Empowered by their love of place and a history of previous renovations, the owners of this Mt. Sequoyah property sought a complete transformation for their modest ranch-style home. They came to us for a creative and modern approach to design that would provide natural light and views throughout the project. With deep ties to the surrounding neighborhood, there was also a desire to tastefully censor the adjacent homes without completely severing their connection to this charming community.
Inspired by time’s ability to patina and alter materials, the changing tones of the façade are at the heart of the design concept. Like a slowly honed piece of driftwood, new cedar rain screens on the street side facades beg for human touch as they draw light and views almost sensually into the interior spaces. The expansion of the home can similarly be compared to the effect of water over time on a piece of raw steel, as expressed by the weathered cor-ten of the renovated façade. The oxidation process causes the steel to expand naturally as water is absorbed, in the same way that this home has expanded in response to the needs and care of its energetic tenants. These natural materials speak to the home’s symbiotic expansion with deep and inviting hues and provide a raw and striking form on the site, gracefully juxtaposed with the quirky residential context of the established mountainside neighborhood.
The existing house faced the typological problems of small, segregated spaces with traditionally-sized windows. By opening the living areas and integrating layers of transparency into the design, the spatial boundaries of the home are purposely blurred, and at times, completely obliterated. The simple rectilinear plan of the existing home is now modified by a striking angular expansion, derived by a desire to preserve and respect a large oak tree in the front yard and also purposefully control the views to adjacent lots when approaching the home from the drive.

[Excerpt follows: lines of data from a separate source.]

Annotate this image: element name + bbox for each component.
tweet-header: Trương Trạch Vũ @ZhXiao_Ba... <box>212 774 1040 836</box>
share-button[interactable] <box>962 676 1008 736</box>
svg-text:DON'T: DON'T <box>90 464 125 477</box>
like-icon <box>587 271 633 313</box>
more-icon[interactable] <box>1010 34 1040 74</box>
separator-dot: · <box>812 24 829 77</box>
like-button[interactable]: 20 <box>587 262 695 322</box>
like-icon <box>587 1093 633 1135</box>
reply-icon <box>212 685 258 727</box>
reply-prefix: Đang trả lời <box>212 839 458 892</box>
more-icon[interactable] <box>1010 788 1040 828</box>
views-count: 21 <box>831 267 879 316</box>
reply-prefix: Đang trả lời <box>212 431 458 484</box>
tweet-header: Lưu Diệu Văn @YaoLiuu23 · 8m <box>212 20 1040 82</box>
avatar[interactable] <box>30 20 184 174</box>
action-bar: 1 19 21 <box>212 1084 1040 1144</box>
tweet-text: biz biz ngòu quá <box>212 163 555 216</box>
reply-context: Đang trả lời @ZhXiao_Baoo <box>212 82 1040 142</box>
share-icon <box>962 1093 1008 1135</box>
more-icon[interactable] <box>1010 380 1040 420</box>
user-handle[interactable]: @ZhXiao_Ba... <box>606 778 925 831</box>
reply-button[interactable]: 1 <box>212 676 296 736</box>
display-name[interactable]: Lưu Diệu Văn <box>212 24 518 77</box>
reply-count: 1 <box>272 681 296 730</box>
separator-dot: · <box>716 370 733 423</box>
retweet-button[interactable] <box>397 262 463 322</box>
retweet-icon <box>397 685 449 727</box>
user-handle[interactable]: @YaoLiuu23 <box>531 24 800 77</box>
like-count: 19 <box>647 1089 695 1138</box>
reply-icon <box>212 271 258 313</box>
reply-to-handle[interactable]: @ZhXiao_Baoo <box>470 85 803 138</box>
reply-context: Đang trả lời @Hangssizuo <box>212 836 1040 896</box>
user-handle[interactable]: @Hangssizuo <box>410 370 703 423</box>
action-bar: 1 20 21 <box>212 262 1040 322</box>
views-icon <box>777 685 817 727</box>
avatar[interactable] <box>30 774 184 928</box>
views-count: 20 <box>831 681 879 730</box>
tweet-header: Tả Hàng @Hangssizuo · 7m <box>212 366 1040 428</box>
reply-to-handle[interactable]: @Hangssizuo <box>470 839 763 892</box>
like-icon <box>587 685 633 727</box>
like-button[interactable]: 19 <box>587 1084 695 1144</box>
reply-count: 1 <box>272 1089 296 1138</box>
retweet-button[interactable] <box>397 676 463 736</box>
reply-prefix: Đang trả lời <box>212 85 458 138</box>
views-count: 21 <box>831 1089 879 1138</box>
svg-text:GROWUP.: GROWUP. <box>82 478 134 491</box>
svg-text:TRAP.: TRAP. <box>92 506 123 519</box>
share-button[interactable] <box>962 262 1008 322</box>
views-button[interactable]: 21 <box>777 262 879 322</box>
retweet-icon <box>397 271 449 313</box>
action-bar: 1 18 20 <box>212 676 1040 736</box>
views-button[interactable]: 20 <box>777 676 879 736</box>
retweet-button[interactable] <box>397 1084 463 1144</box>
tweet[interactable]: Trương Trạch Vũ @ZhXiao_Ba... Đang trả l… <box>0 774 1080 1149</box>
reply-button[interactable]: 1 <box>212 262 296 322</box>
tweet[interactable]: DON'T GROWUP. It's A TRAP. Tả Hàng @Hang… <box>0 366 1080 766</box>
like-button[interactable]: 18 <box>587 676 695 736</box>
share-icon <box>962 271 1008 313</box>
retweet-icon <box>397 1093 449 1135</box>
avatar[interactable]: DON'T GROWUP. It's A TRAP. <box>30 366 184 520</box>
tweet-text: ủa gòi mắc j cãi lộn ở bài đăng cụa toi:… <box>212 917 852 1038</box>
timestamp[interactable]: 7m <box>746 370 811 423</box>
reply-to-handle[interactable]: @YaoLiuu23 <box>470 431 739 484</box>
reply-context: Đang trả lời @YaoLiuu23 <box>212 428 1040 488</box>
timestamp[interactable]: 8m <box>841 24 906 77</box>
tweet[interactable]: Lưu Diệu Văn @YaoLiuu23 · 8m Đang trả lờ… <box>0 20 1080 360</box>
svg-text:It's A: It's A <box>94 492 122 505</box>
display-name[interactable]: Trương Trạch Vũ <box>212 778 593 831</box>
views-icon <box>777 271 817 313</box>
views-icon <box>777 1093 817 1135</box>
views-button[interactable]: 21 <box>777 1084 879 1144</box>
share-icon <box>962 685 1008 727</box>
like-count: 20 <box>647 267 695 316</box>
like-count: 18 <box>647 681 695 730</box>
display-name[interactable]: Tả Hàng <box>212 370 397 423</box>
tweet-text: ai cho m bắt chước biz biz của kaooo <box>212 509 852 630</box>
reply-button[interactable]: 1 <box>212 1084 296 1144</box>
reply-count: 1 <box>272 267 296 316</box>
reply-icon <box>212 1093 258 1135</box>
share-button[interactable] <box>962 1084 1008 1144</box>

This formal shift not only creates the cradle-like entry space for visitors but also allows the resident to experience the interior and exterior of the home simultaneously through planes of glass and cedar. Floor to ceiling windows flood the interior with natural light and visually extend the primary living areas out onto the front porch. From a position near the front door, a connection is made to the central oak through the sitting area of the master bedroom, further blurring the boundaries of public and private space in the home.